Question

The pressure exerted by 1.992 mol of N2 (treated as a van der Waals gas) occupying 31.6 L at 312 K is ________ atm.

Answer 1

P = 1.61 atm

Step-by-step explanation:

We need to use the Van der Waals gas formula to solve this, as it is hinted that the gas in question must be treated as a Van der Waals gas. This formula is:

`(P + (n^2a)/(V^2))(V-nb) = nRT`

For Nitrogen (
`N_2`), we can find from tables that the value of those constants are a=1.35 atm
`L^2/mol^2` and b=0.0387 L/mol. In case they are in other units is necessary to convert them since we need to stick with the same system of units always.

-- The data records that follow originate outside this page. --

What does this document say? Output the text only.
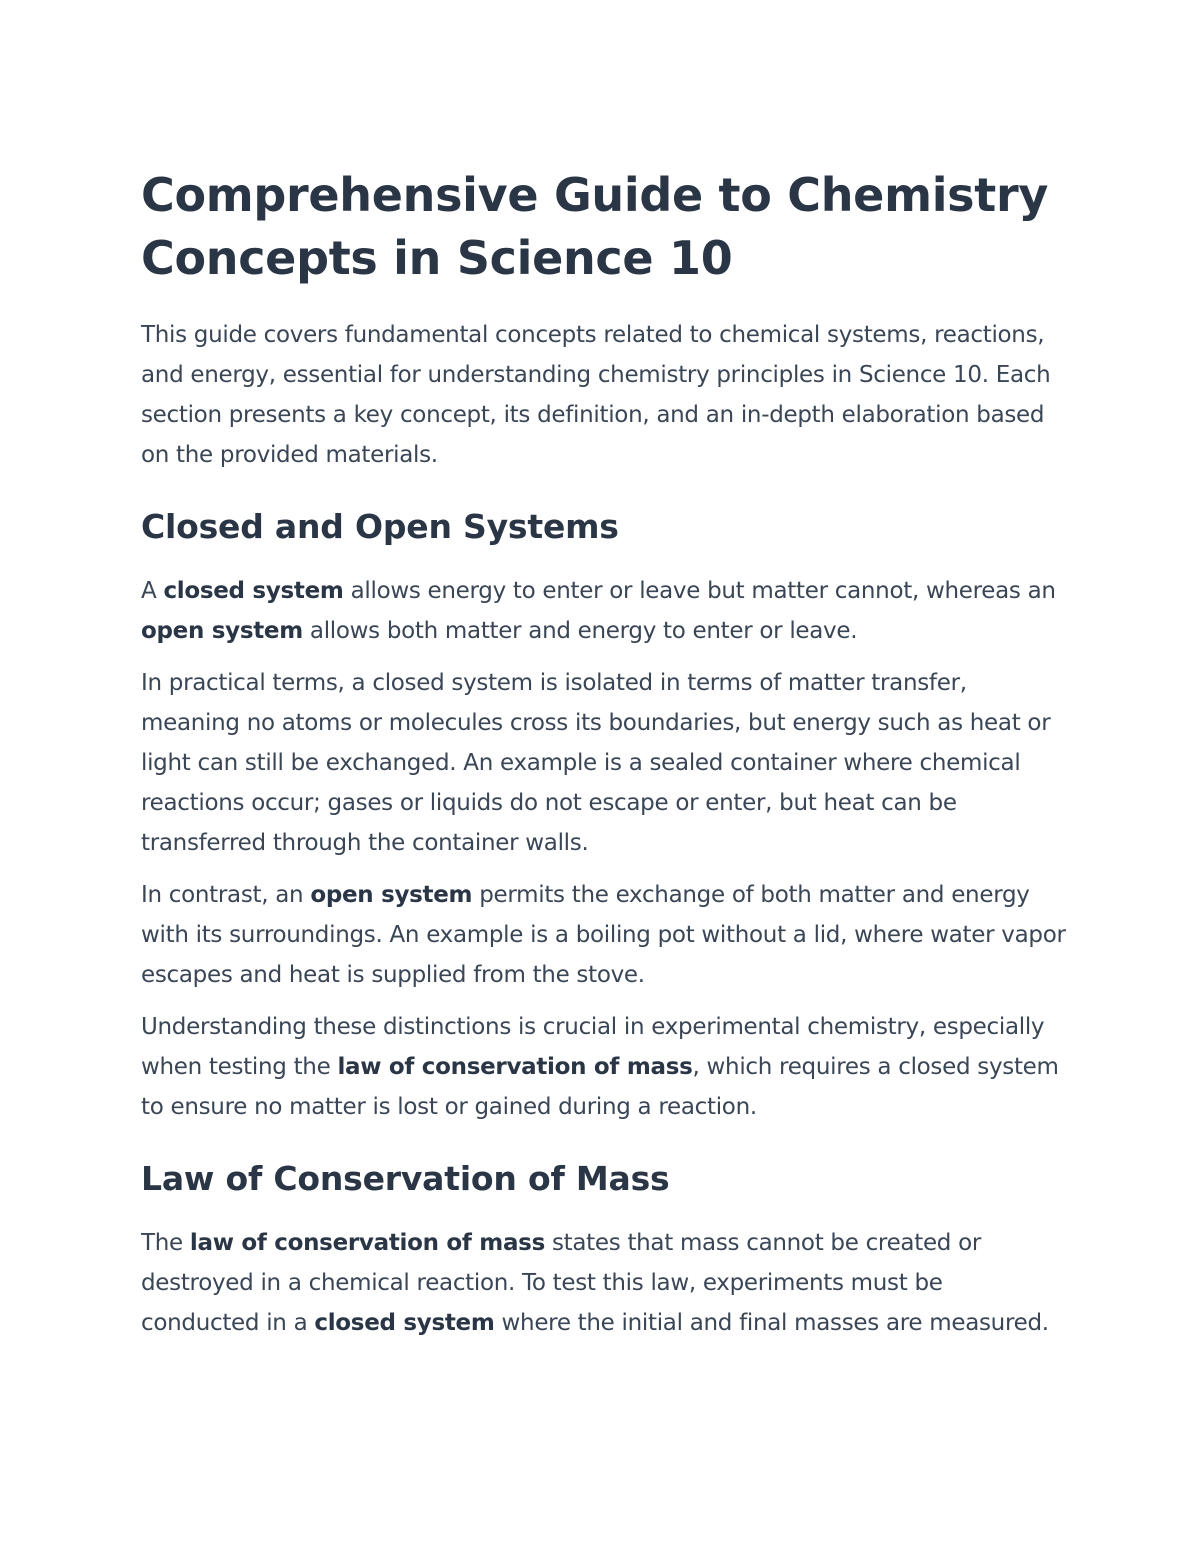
Comprehensive Guide to Chemistry Concepts in Science 10

This guide covers fundamental concepts related to chemical systems, reactions, and energy, essential for understanding chemistry principles in Science 10. Each section presents a key concept, its definition, and an in-depth elaboration based on the provided materials.

Closed and Open Systems

A closed system allows energy to enter or leave but matter cannot, whereas an open system allows both matter and energy to enter or leave.

In practical terms, a closed system is isolated in terms of matter transfer, meaning no atoms or molecules cross its boundaries, but energy such as heat or light can still be exchanged. An example is a sealed container where chemical reactions occur; gases or liquids do not escape or enter, but heat can be transferred through the container walls.

In contrast, an open system permits the exchange of both matter and energy with its surroundings. An example is a boiling pot without a lid, where water vapor escapes and heat is supplied from the stove.

Understanding these distinctions is crucial in experimental chemistry, especially when testing the law of conservation of mass, which requires a closed system to ensure no matter is lost or gained during a reaction.

Law of Conservation of Mass

The law of conservation of mass states that mass cannot be created or destroyed in a chemical reaction. To test this law, experiments must be conducted in a closed system where the initial and final masses are measured.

We can then do (dividing both sides by V-nb):

`(P + (n^2a)/(V^2))=(nRT)/(V-nb)`

And finally have the expression for the pressure:

`P=(nRT)/(V-nb)-(n^2a)/(V^2)`

We then put the values we already have on this formula:

`P=((1.992mol)(0.0821Latm/molK)(312K))/((31.6L)-(1.992mol)(0.0387 L/mol))-((1.992mol)^2(1.35 atmL^2/mol^2))/((31.6L)^2)`

Which after careful calculation, and noticing again that we have used the same system of units for everything so they canel out properly, gives us the result P = 1.61 atm.